Sakamoto: Previsão do clima para SP aponta para rio em Metrô e cascata em shopping

Estações de metrô viraram rios em SP. Foto: reprodução

Por Leonardo Sakamoto

Chocante não é a estação Jardim São Paulo do Metrô ser invadida por um rio caudaloso, o teto do shopping Center Norte desabar, o córrego Verde retomar o Beco do Batman, carros flutuarem como barcos na Zona Norte e uma cascata surgir em prédios. Chocante é ter gente que ainda fica chocada com os efeitos da mudança do clima.

E, alerta de spoiler: a tragédia está só começando.

Esqueçam aquela história de que choveu em três horas o que estava previsto para metade do mês. O aquecimento global, que tornou eventos climáticos extremos mais frequentes, tornou praticamente inúteis os dados de médias históricas. A frase “choveu mais do que a média” é tão recorrente quanto.

Eu que não creio dou graças a Deus que essa tempestade não desabou com força sobre comunidades pobres de morros. Caso contrário, teria sido mais uma tragédia com um rosário de mortos. O aviso por celular enviado pelo poder público é importante, mas para casos que envolvem regiões de encosta, ele precisa ser dado não com horas, mas dias de antecedência.

As cenas desta sexta (24) deveriam ser o bastante para que priorizássemos a adaptação da capital para um futuro de mudanças climáticas tanto quanto fazer com que ela reduza seu impacto na emissão de gases de efeito estufa.

Infelizmente, não é assim que as coisas funcionam.

Imaginávamos que, quando a água batesse no pescoço, todo mundo passaria a priorizar a questão climática. Mas a água invadiu o Rio Grande do Sul e inundou a Espanha, o fogo consumiu Los Angeles e parte da Amazônia e nada disso foi suficiente para forçar que populações pressionassem seus governos a adotarem mudanças no comportamento.

As tragédias acontecem e não se faz conexão entre a emissão de gases de efeito estufa e o caos climático. É capaz que se culpem migrantes e pessoas trans pelos desastres e não a economia com base em carbono.

Todos os anos, tragédias climáticas, como deslizamentos e inundações, costumam ceifar com lama vidas pobres que moram nas periferias.
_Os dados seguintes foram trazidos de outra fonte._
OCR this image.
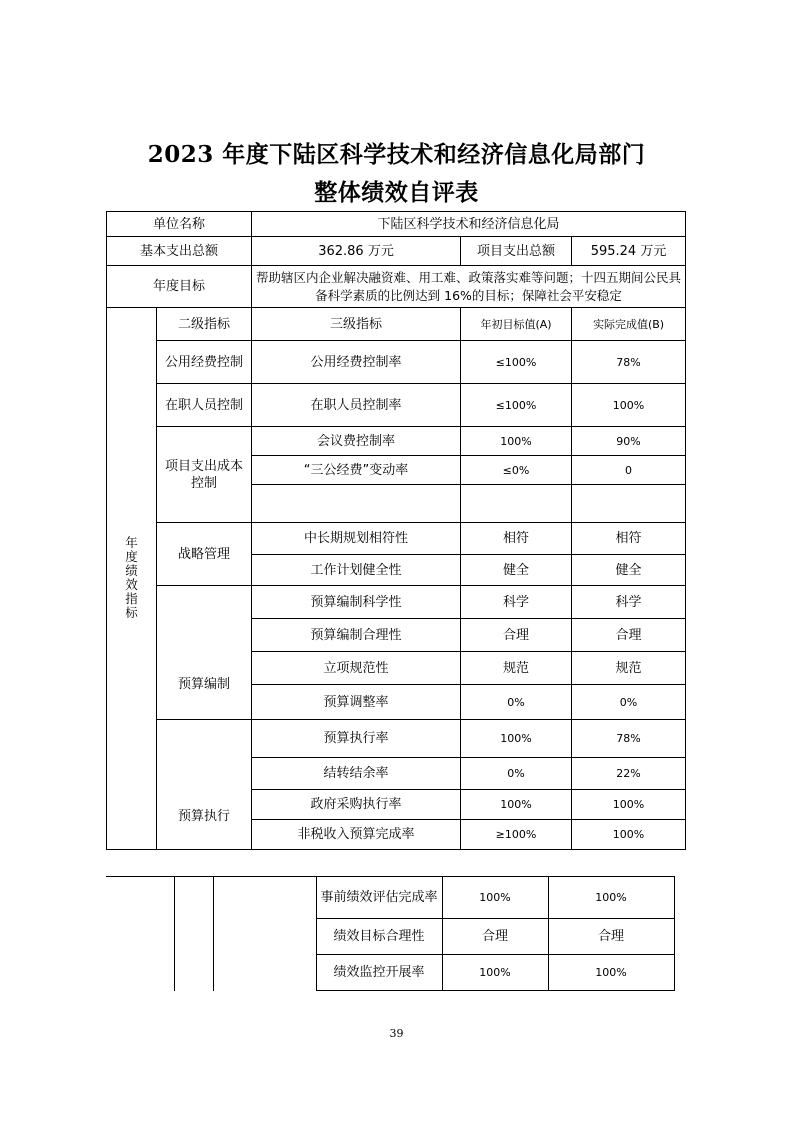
2023 年度下陆区科学技术和经济信息化局部门
整体绩效自评表
单位名称		下陆区科学技术和经济信息化局		
基本支出总额		362.86 万元	项目支出总额	595.24 万元
年度目标		帮助辖区内企业解决融资难、用工难、政策落实难等问题；十四五期间公民具备科学素质的比例达到 16%的目标；保障社会平安稳定		
年度绩效指标	二级指标	三级指标	年初目标值(A)	实际完成值(B)
	公用经费控制	公用经费控制率	≤100%	78%
	在职人员控制	在职人员控制率	≤100%	100%
	项目支出成本控制	会议费控制率	100%	90%
		“三公经费”变动率	≤0%	0

	战略管理	中长期规划相符性	相符	相符
		工作计划健全性	健全	健全
	预算编制	预算编制科学性	科学	科学
		预算编制合理性	合理	合理
		立项规范性	规范	规范
		预算调整率	0%	0%
	预算执行	预算执行率	100%	78%
		结转结余率	0%	22%
		政府采购执行率	100%	100%
		非税收入预算完成率	≥100%	100%
			事前绩效评估完成率	100%	100%
			绩效目标合理性	合理	合理
			绩效监控开展率	100%	100%
39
Mas moradores de regiões protegidas, que nunca precisarão se preocupar se o seu barraco está em área de risco, sentem seu cotidiano mudar com a falta de energia.
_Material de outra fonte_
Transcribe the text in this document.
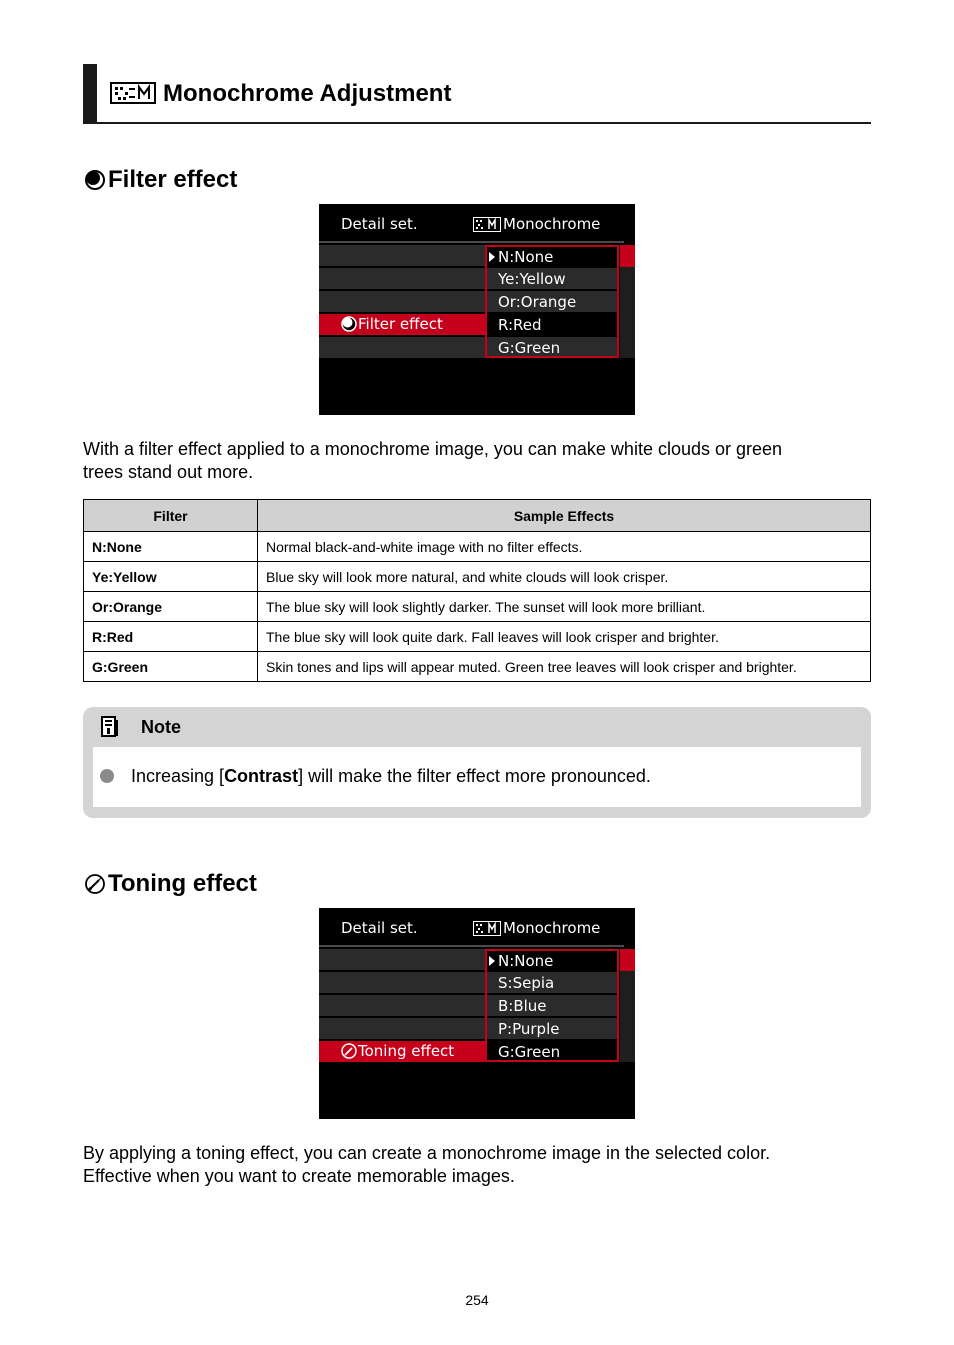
Monochrome Adjustment
Filter effect
Detail set.	Monochrome
Filter effect
N:None
Ye:Yellow
Or:Orange
R:Red
G:Green
With a filter effect applied to a monochrome image, you can make white clouds or green
trees stand out more.
Filter	Sample Effects
N:None	Normal black-and-white image with no filter effects.
Ye:Yellow	Blue sky will look more natural, and white clouds will look crisper.
Or:Orange	The blue sky will look slightly darker. The sunset will look more brilliant.
R:Red	The blue sky will look quite dark. Fall leaves will look crisper and brighter.
G:Green	Skin tones and lips will appear muted. Green tree leaves will look crisper and brighter.
Note
Increasing [Contrast] will make the filter effect more pronounced.
Toning effect
Detail set.	Monochrome
Toning effect
N:None
S:Sepia
B:Blue
P:Purple
G:Green
By applying a toning effect, you can create a monochrome image in the selected color.
Effective when you want to create memorable images.
254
Tragédia das tragédias, não há eletricidade para recarregar o celular para checar zap e redes sociais, por exemplo. Em alguns locais, o apocalipse: a internet caiu.
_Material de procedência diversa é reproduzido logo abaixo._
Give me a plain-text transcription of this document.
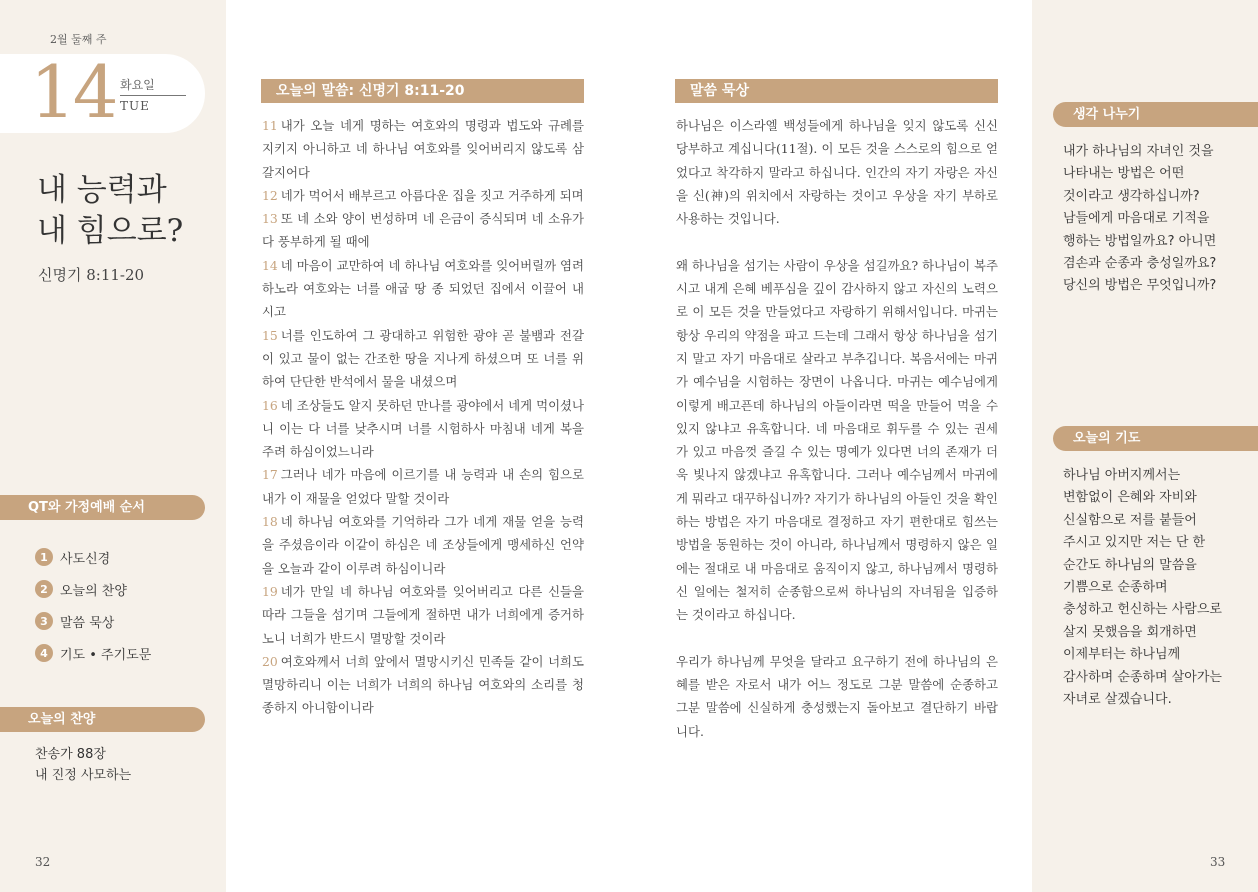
2월 둘째 주
14 화요일
TUE
내 능력과
내 힘으로?
신명기 8:11-20
QT와 가정예배 순서
1 사도신경
2 오늘의 찬양
3 말씀 묵상
4 기도 • 주기도문
오늘의 찬양
찬송가 88장
내 진정 사모하는
32
오늘의 말씀: 신명기 8:11-20
11 내가 오늘 네게 명하는 여호와의 명령과 법도와 규례를 지키지 아니하고 네 하나님 여호와를 잊어버리지 않도록 삼갈지어다
12 네가 먹어서 배부르고 아름다운 집을 짓고 거주하게 되며
13 또 네 소와 양이 번성하며 네 은금이 증식되며 네 소유가 다 풍부하게 될 때에
14 네 마음이 교만하여 네 하나님 여호와를 잊어버릴까 염려하노라 여호와는 너를 애굽 땅 종 되었던 집에서 이끌어 내시고
15 너를 인도하여 그 광대하고 위험한 광야 곧 불뱀과 전갈이 있고 물이 없는 간조한 땅을 지나게 하셨으며 또 너를 위하여 단단한 반석에서 물을 내셨으며
16 네 조상들도 알지 못하던 만나를 광야에서 네게 먹이셨나니 이는 다 너를 낮추시며 너를 시험하사 마침내 네게 복을 주려 하심이었느니라
17 그러나 네가 마음에 이르기를 내 능력과 내 손의 힘으로 내가 이 재물을 얻었다 말할 것이라
18 네 하나님 여호와를 기억하라 그가 네게 재물 얻을 능력을 주셨음이라 이같이 하심은 네 조상들에게 맹세하신 언약을 오늘과 같이 이루려 하심이니라
19 네가 만일 네 하나님 여호와를 잊어버리고 다른 신들을 따라 그들을 섬기며 그들에게 절하면 내가 너희에게 증거하노니 너희가 반드시 멸망할 것이라
20 여호와께서 너희 앞에서 멸망시키신 민족들 같이 너희도 멸망하리니 이는 너희가 너희의 하나님 여호와의 소리를 청종하지 아니함이니라
말씀 묵상

하나님은 이스라엘 백성들에게 하나님을 잊지 않도록 신신당부하고 계십니다(11절). 이 모든 것을 스스로의 힘으로 얻었다고 착각하지 말라고 하십니다. 인간의 자기 자랑은 자신을 신(神)의 위치에서 자랑하는 것이고 우상을 자기 부하로 사용하는 것입니다.

왜 하나님을 섬기는 사람이 우상을 섬길까요? 하나님이 복주시고 내게 은혜 베푸심을 깊이 감사하지 않고 자신의 노력으로 이 모든 것을 만들었다고 자랑하기 위해서입니다. 마귀는 항상 우리의 약점을 파고 드는데 그래서 항상 하나님을 섬기지 말고 자기 마음대로 살라고 부추깁니다. 복음서에는 마귀가 예수님을 시험하는 장면이 나옵니다. 마귀는 예수님에게 이렇게 배고픈데 하나님의 아들이라면 떡을 만들어 먹을 수 있지 않냐고 유혹합니다. 네 마음대로 휘두를 수 있는 권세가 있고 마음껏 즐길 수 있는 명예가 있다면 너의 존재가 더욱 빛나지 않겠냐고 유혹합니다. 그러나 예수님께서 마귀에게 뭐라고 대꾸하십니까? 자기가 하나님의 아들인 것을 확인하는 방법은 자기 마음대로 결정하고 자기 편한대로 힘쓰는 방법을 동원하는 것이 아니라, 하나님께서 명령하지 않은 일에는 절대로 내 마음대로 움직이지 않고, 하나님께서 명령하신 일에는 철저히 순종함으로써 하나님의 자녀됨을 입증하는 것이라고 하십니다.

우리가 하나님께 무엇을 달라고 요구하기 전에 하나님의 은혜를 받은 자로서 내가 어느 정도로 그분 말씀에 순종하고 그분 말씀에 신실하게 충성했는지 돌아보고 결단하기 바랍니다.

생각 나누기
내가 하나님의 자녀인 것을
나타내는 방법은 어떤
것이라고 생각하십니까?
남들에게 마음대로 기적을
행하는 방법일까요? 아니면
겸손과 순종과 충성일까요?
당신의 방법은 무엇입니까?
오늘의 기도
하나님 아버지께서는
변함없이 은혜와 자비와
신실함으로 저를 붙들어
주시고 있지만 저는 단 한
순간도 하나님의 말씀을
기쁨으로 순종하며
충성하고 헌신하는 사람으로
살지 못했음을 회개하면
이제부터는 하나님께
감사하며 순종하며 살아가는
자녀로 살겠습니다.
33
Ao mesmo tempo, empresas e consumidores perderam produtos e geladeiras, médicos e pacientes sofrem com a falta de luz e de geradores decentes e crimes foram cometidos com as ruas mais escuras.

Responsabilizar o poder público e o setor privado é parte importante da questão, mas não a esgota. Esquentamos a temperatura média do planeta, aumentando a frequência de eventos climáticos extremos. Tempestades, como a que ocorreu nesta sexta, são parte do nosso novo normal.

Precisamos preparar São Paulo para essa nova realidade, cuidando principalmente de quem pode perder a vida. Mas também atuar sobre a responsabilidade a cidade, e, portanto, nossa, para o aquecimento do planeta.

Como já disse aqui, parte da madeira extraída da Amazônia vem para a construção civil do Estado e somos grandes consumidores da carne bovina e de matérias-primas produzidas por lá, como minérios e soja. Atividades conectadas com desmatamento e queimadas. Sem contar que hidrelétricas são construídas, impactando o clima, para nos abastecer de energia.

Ao mesmo tempo, milhões de escapamentos de nossos carros, motos e caminhões pioram o efeito estufa, enquanto o aumento da malha de transporte de massa sobre trilhos segue devagar quase parando. E temos uma cobertura vegetal pequena e malcuidada em comparação ao nosso tamanho.

São Paulo é vítima do clima, mas também seu algoz. Até agora, a incompetência do poder público e do setor privado em preparar a capital e o Estado era mais sentida por apenas uma parte de seus habitantes. Se mortes não nos compadecem, que cada apagão após tempestade nos lembre que o tempo para medidas concretas está se esgotando.